"There's a backlash against womyn that's really bad right now"
About this Quote
"There's a backlash against womyn that's really bad right now" lands like a status report from the front lines, and the spelling is half the payload. Acker doesn't say "women"; she says "womyn", the separatist, DIY orthography that rejects the word's built-in "men" and signals allegiance to a certain strain of feminist resistance. It's an activist shibboleth, but also a provocation: language itself is treated as contested territory, not neutral packaging.
The bluntness of "really bad right now" matters. It's deliberately unliterary, closer to street-level urgency than manifesto cadence, the kind of phrasing you use when you don't have the luxury of polishing. Subtext: this isn't theoretical sexism or a slow cultural drift; it's organized, immediate, and getting traction. "Backlash" implies reaction to gains, not a random flare-up. Someone felt threatened enough by women's autonomy to push back hard.
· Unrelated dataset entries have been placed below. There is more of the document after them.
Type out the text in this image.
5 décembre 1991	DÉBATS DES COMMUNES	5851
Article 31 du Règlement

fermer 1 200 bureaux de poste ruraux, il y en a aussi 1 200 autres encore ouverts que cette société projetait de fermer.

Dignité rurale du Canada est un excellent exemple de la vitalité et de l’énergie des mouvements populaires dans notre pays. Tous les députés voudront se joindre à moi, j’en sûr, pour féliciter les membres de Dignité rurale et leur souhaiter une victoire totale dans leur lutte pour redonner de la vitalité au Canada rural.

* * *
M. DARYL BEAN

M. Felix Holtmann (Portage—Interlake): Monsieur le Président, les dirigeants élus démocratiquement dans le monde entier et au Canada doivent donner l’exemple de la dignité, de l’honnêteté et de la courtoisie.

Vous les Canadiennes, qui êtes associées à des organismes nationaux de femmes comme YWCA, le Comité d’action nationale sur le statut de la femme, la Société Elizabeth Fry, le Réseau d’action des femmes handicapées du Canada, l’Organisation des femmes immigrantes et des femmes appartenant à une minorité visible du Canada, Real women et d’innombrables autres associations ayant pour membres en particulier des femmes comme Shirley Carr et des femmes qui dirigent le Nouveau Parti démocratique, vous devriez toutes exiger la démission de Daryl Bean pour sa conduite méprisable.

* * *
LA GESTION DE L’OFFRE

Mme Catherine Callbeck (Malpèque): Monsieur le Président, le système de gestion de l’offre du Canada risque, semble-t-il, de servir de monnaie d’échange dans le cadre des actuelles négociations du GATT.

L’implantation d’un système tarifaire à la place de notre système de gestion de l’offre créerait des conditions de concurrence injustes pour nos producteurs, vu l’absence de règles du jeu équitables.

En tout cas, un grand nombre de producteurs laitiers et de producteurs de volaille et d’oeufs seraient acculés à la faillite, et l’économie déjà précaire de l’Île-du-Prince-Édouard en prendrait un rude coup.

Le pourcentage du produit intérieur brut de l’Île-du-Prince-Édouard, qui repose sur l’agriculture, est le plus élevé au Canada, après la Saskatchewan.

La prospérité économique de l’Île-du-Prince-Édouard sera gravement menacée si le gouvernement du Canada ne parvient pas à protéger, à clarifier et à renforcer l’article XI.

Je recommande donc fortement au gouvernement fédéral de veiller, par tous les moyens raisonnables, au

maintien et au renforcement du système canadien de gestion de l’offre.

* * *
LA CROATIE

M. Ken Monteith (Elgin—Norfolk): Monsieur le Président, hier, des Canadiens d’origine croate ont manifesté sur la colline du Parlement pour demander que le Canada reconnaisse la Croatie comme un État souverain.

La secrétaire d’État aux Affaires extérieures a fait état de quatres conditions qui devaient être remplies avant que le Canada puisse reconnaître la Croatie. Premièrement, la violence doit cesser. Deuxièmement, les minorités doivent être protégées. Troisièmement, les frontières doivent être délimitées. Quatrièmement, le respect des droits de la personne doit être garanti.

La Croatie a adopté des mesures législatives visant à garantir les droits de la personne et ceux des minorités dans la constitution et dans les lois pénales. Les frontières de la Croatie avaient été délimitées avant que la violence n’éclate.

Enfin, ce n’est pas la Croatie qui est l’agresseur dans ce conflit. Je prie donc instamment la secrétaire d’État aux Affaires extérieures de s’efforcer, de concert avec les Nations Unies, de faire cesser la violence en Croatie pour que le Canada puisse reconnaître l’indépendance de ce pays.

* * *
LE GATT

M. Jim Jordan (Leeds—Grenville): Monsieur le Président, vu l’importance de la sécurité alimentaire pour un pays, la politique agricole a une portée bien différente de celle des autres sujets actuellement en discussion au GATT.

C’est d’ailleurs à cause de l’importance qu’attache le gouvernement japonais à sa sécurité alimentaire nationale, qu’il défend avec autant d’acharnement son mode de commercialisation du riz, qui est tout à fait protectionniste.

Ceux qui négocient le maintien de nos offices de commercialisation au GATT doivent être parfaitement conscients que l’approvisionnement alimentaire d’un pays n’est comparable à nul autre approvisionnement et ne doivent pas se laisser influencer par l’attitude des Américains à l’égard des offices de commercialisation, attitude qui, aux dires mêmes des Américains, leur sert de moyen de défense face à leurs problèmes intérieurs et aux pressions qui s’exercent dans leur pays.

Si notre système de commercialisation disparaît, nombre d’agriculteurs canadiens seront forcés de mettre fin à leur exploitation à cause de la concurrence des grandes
Contextually, Acker's lifetime tracks the whiplash from second-wave feminism's breakthroughs to the conservative retrenchment of the 1980s and early 1990s: Reagan-era moralism, the policing of sexuality, attacks on reproductive rights, and a media culture happy to rebrand feminism as humorless or passé. Acker, who wrote bodies and power with surgical irreverence, reads the moment as counterrevolution. The sentence is short because it's diagnostic: progress happened, and the system is correcting for it. The warning is that backlash isn't an anomaly; it's the mechanism.
The bluntness of "really bad right now" matters. It's deliberately unliterary, closer to street-level urgency than manifesto cadence, the kind of phrasing you use when you don't have the luxury of polishing. Subtext: this isn't theoretical sexism or a slow cultural drift; it's organized, immediate, and getting traction. "Backlash" implies reaction to gains, not a random flare-up. Someone felt threatened enough by women's autonomy to push back hard.
Contextually, Acker's lifetime tracks the whiplash from second-wave feminism's breakthroughs to the conservative retrenchment of the 1980s and early 1990s: Reagan-era moralism, the policing of sexuality, attacks on reproductive rights, and a media culture happy to rebrand feminism as humorless or passé. Acker, who wrote bodies and power with surgical irreverence, reads the moment as counterrevolution. The sentence is short because it's diagnostic: progress happened, and the system is correcting for it. The warning is that backlash isn't an anomaly; it's the mechanism.